Deloitte finds that only 21% of companies have a mature governance model for their AI agents, while 75% plan to deploy more in the next two years. Organizations are building faster than they are governing. Under the AI Act, that gap becomes direct financial exposure.
The GDPR Parallel: Companies Procrastinate, Then Fines Arrive
We have seen this movie before.
In May 2018, the GDPR came into force after a two-year grace period. In the weeks before the deadline, law firms were running at capacity and emergency DPO hires were queuing up. Many companies were not ready — and some admitted it, betting that enforcement would be slow.
They were right in the short term. GDPR enforcement took time to get organized. But it came: fines across the EU now run into the billions of euros cumulatively.
The AI Act follows the same pattern: announced in 2024, two-year delay, August 2026 deadline, and the same signals of surface-level compliance. Policy documents on paper, but no real inventory.
The difference is the size of the fines. The GDPR caps at 20 million euros or 4% of global turnover. The AI Act goes to 35 million or 7%. And if an AI system also processes personal data — which is common — the two regimes stack. The combined ceiling can reach 55 million euros for a single infringement.
Asymmetric Enforcement: A False Comfort
There is another signal that could mislead: as of March 2026, only 8 of the EU's 27 member states have designated a national contact point for AI Act enforcement — seven months after the legal deadline for doing so.
It is fair to ask whether enforcement will be truly uniform. The honest answer: probably not, at least initially.
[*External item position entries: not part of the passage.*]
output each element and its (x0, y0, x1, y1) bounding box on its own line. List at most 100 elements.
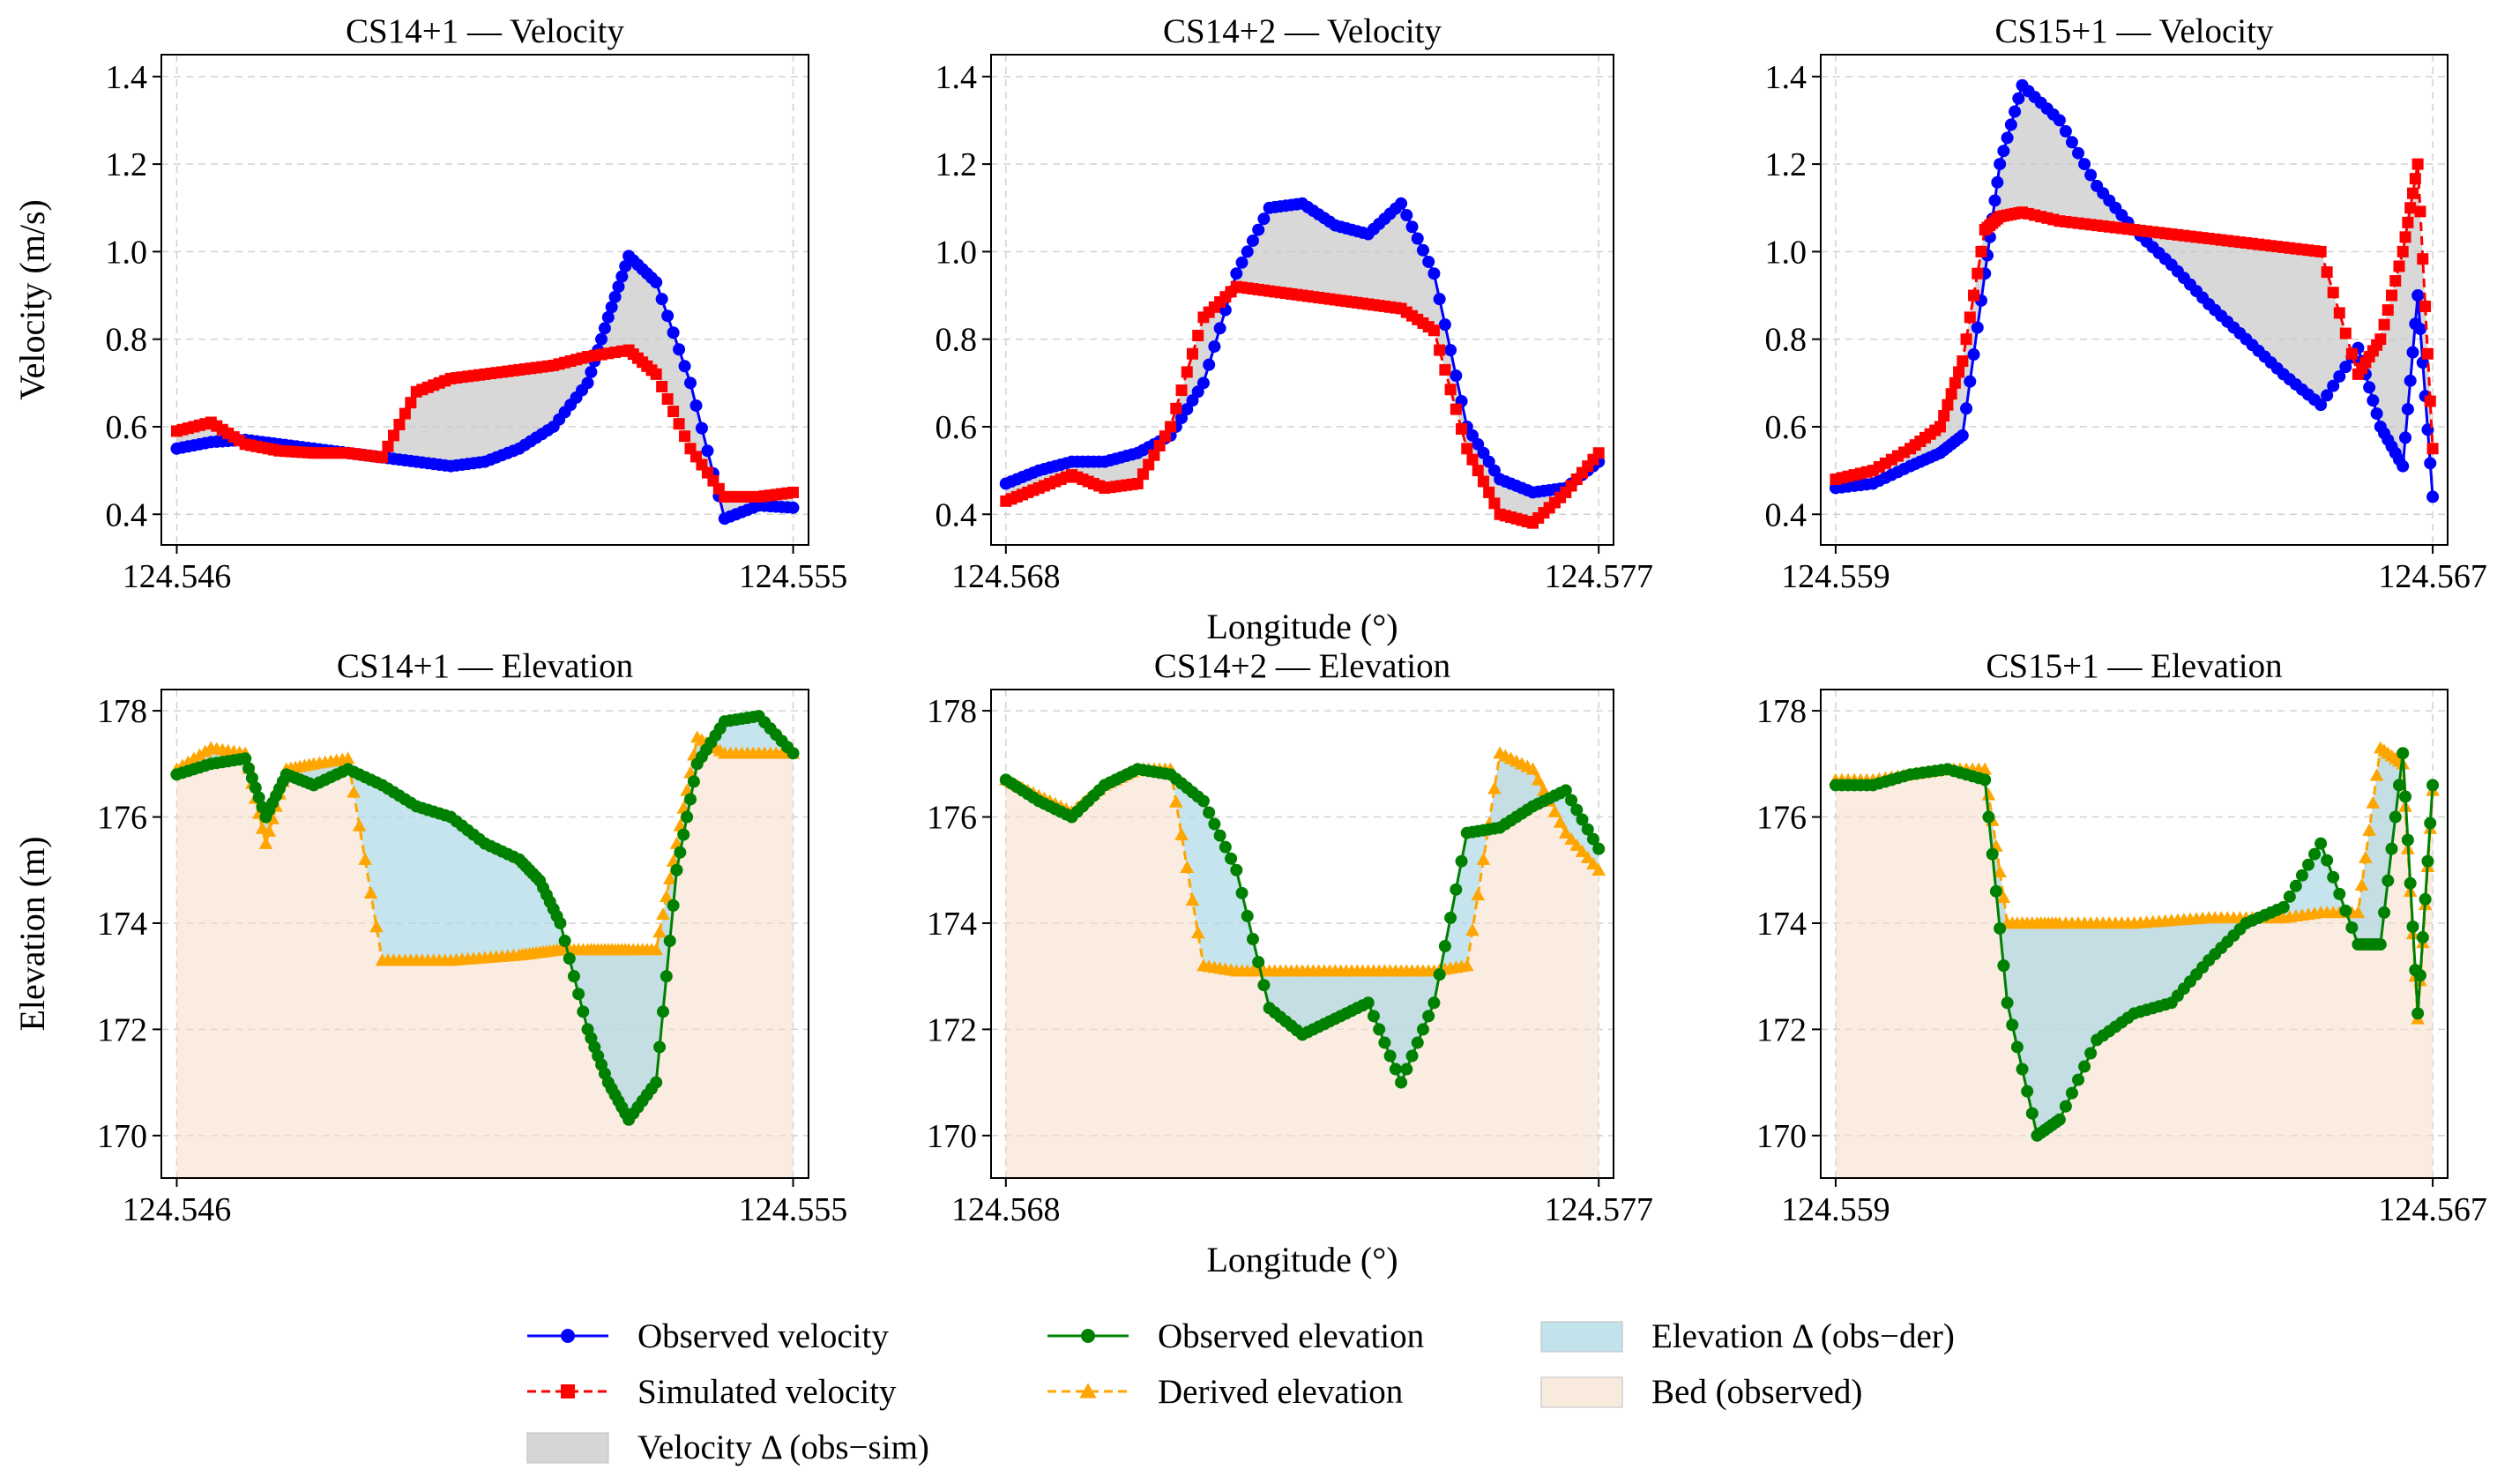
simulated-velocity-point (2374, 333, 2387, 346)
observed-elevation-point (660, 970, 673, 983)
derived-elevation-point (1586, 856, 1600, 869)
axes-frame (990, 689, 1614, 1179)
y-tick-label: 1.4 (106, 59, 148, 96)
observed-velocity-point (2059, 124, 2072, 138)
observed-elevation-point (1989, 884, 2002, 898)
simulated-velocity-point (1192, 330, 1204, 342)
legend: Observed velocity Simulated velocity Veloc… (526, 1317, 1955, 1466)
observed-velocity-point (2012, 92, 2025, 105)
observed-elevation-point (2419, 892, 2432, 906)
derived-elevation-point (1465, 923, 1480, 936)
legend-patch (526, 1432, 609, 1464)
plot-area (1829, 741, 2440, 1178)
simulated-velocity-point (2404, 202, 2417, 214)
derived-elevation-point (1169, 794, 1183, 808)
simulated-velocity-point (2378, 318, 2390, 331)
observed-elevation-point (1219, 840, 1232, 854)
y-tick-label: 0.8 (935, 322, 978, 359)
legend-marker (561, 1329, 575, 1343)
chart-panel-5: 170 172 174 176 178 124.568 124.577 CS14+2 — El… (927, 647, 1653, 1279)
simulated-velocity-point (2393, 260, 2405, 272)
chart-title: CS14+1 — Velocity (346, 12, 624, 50)
observed-elevation-point (249, 781, 262, 794)
observed-elevation-point (2277, 900, 2290, 914)
x-tick-label: 124.555 (739, 558, 848, 595)
observed-velocity-point (2426, 490, 2440, 503)
observed-velocity-point (1438, 318, 1451, 332)
derived-elevation-point (369, 920, 384, 933)
axes-frame (990, 54, 1614, 546)
simulated-velocity-point (1450, 403, 1462, 415)
axes-frame (160, 689, 809, 1179)
chart-title: CS14+2 — Velocity (1163, 12, 1442, 50)
observed-velocity-point (2370, 407, 2383, 421)
simulated-velocity-point (1444, 384, 1457, 396)
simulated-velocity-point (2426, 443, 2439, 455)
observed-elevation-point (1208, 817, 1221, 831)
simulated-velocity-point (1153, 439, 1166, 451)
legend-item-bed-observed: Bed (observed) (1540, 1373, 1862, 1411)
derived-elevation-point (1471, 888, 1486, 901)
derived-elevation-markers (169, 730, 801, 966)
observed-elevation-point (1400, 1063, 1413, 1076)
observed-elevation-point (674, 846, 687, 859)
observed-elevation-point (1203, 806, 1216, 819)
simulated-velocity-point (1934, 421, 1946, 433)
simulated-velocity-markers (1000, 280, 1605, 529)
derived-elevation-point (1981, 787, 1996, 801)
y-tick-label: 170 (1756, 1118, 1807, 1155)
chart-panel-6: 170 172 174 176 178 124.559 124.567 CS15+1 — El… (1756, 647, 2487, 1228)
observed-velocity-point (615, 270, 629, 283)
observed-velocity-point (2053, 114, 2066, 127)
derived-elevation-point (1591, 862, 1606, 876)
observed-elevation-markers (170, 710, 800, 1126)
x-axis-label: Longitude (°) (1206, 607, 1398, 646)
legend-label: Observed elevation (1158, 1317, 1424, 1355)
simulated-velocity-point (661, 393, 674, 406)
observed-elevation-point (1994, 921, 2007, 935)
observed-elevation-point (1405, 1049, 1419, 1063)
y-tick-label: 174 (1756, 906, 1807, 943)
observed-elevation-point (567, 970, 580, 983)
derived-elevation-point (662, 871, 677, 885)
derived-elevation-point (1580, 850, 1595, 863)
observed-elevation-point (2295, 869, 2308, 882)
observed-velocity-point (2339, 361, 2352, 374)
velocity-obs-sim-fill (1835, 85, 2434, 497)
observed-velocity-point (1213, 322, 1226, 335)
simulated-velocity-point (1137, 468, 1149, 481)
observed-velocity-point (1960, 402, 1973, 415)
observed-elevation-point (2404, 876, 2417, 890)
observed-velocity-point (701, 444, 714, 458)
observed-velocity-point (1241, 245, 1254, 258)
observed-elevation-point (2001, 996, 2014, 1010)
derived-elevation-point (187, 751, 201, 764)
derived-elevation-point (1575, 844, 1590, 857)
observed-elevation-point (1235, 886, 1249, 899)
observed-velocity-point (1400, 209, 1413, 222)
observed-velocity-point (1395, 197, 1408, 210)
observed-elevation-point (252, 791, 265, 804)
y-tick-label: 1.4 (1765, 59, 1808, 96)
simulated-velocity-point (376, 451, 388, 464)
observed-velocity-point (1257, 213, 1271, 226)
y-tick-label: 0.8 (1765, 322, 1808, 359)
simulated-velocity-point (2421, 347, 2434, 360)
observed-elevation-point (656, 1005, 669, 1018)
y-tick-label: 176 (1756, 800, 1807, 837)
y-tick-label: 172 (97, 1011, 147, 1048)
simulated-velocity-point (1466, 453, 1479, 466)
observed-elevation-point (1213, 829, 1226, 842)
observed-velocity-point (1994, 158, 2007, 171)
observed-elevation-point (2084, 1047, 2098, 1060)
simulated-velocity-point (2345, 347, 2358, 360)
legend-label: Velocity Δ (obs−sim) (637, 1428, 929, 1466)
derived-elevation-point (1564, 831, 1578, 845)
plot-area (999, 746, 1606, 1178)
observed-velocity-point (608, 290, 622, 303)
observed-velocity-point (1208, 339, 1221, 353)
simulated-velocity-point (1472, 465, 1484, 477)
derived-elevation-point (1569, 838, 1584, 851)
simulated-velocity-point (1170, 402, 1182, 414)
elevation-obs-der-fill (1005, 753, 1599, 1083)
But "they are not enforcing yet" is not a compliance strategy. It is a bet. Companies that bet on slow GDPR enforcement were sometimes right for two or three years. Some are paying those fines today, with interest.
The question is not "will we get caught?" It is "do we want to take this risk with a documented track record of non-compliance?"
Where to Start: The First 3 Steps of an AI Inventory
If your organization does not yet have an AI inventory, here is what you can do right now, without waiting for a formal compliance project.
Step 1: Survey active tools. Ask each department to list every AI tool in use, approved or not. Give them a week and a guarantee: the goal is the inventory, not punishment. The volume will probably surprise you.
Step 2: Prioritize by use case. Systems touching HR, credit decisions, healthcare, or individual assessments are the ones that fall under Annex III. They go to the front of the documentation queue.
Step 3: Flag the ambiguous systems. For tools no one is sure how to classify, document the uncertainty. A list of unclassified systems with a justification is already the beginning of a good-faith record.
This is not full compliance. It is triage. But it is the only way to turn a blind spot into a manageable problem.
The AI Act did not create the problem of AI governance. It just added a deadline and a price tag.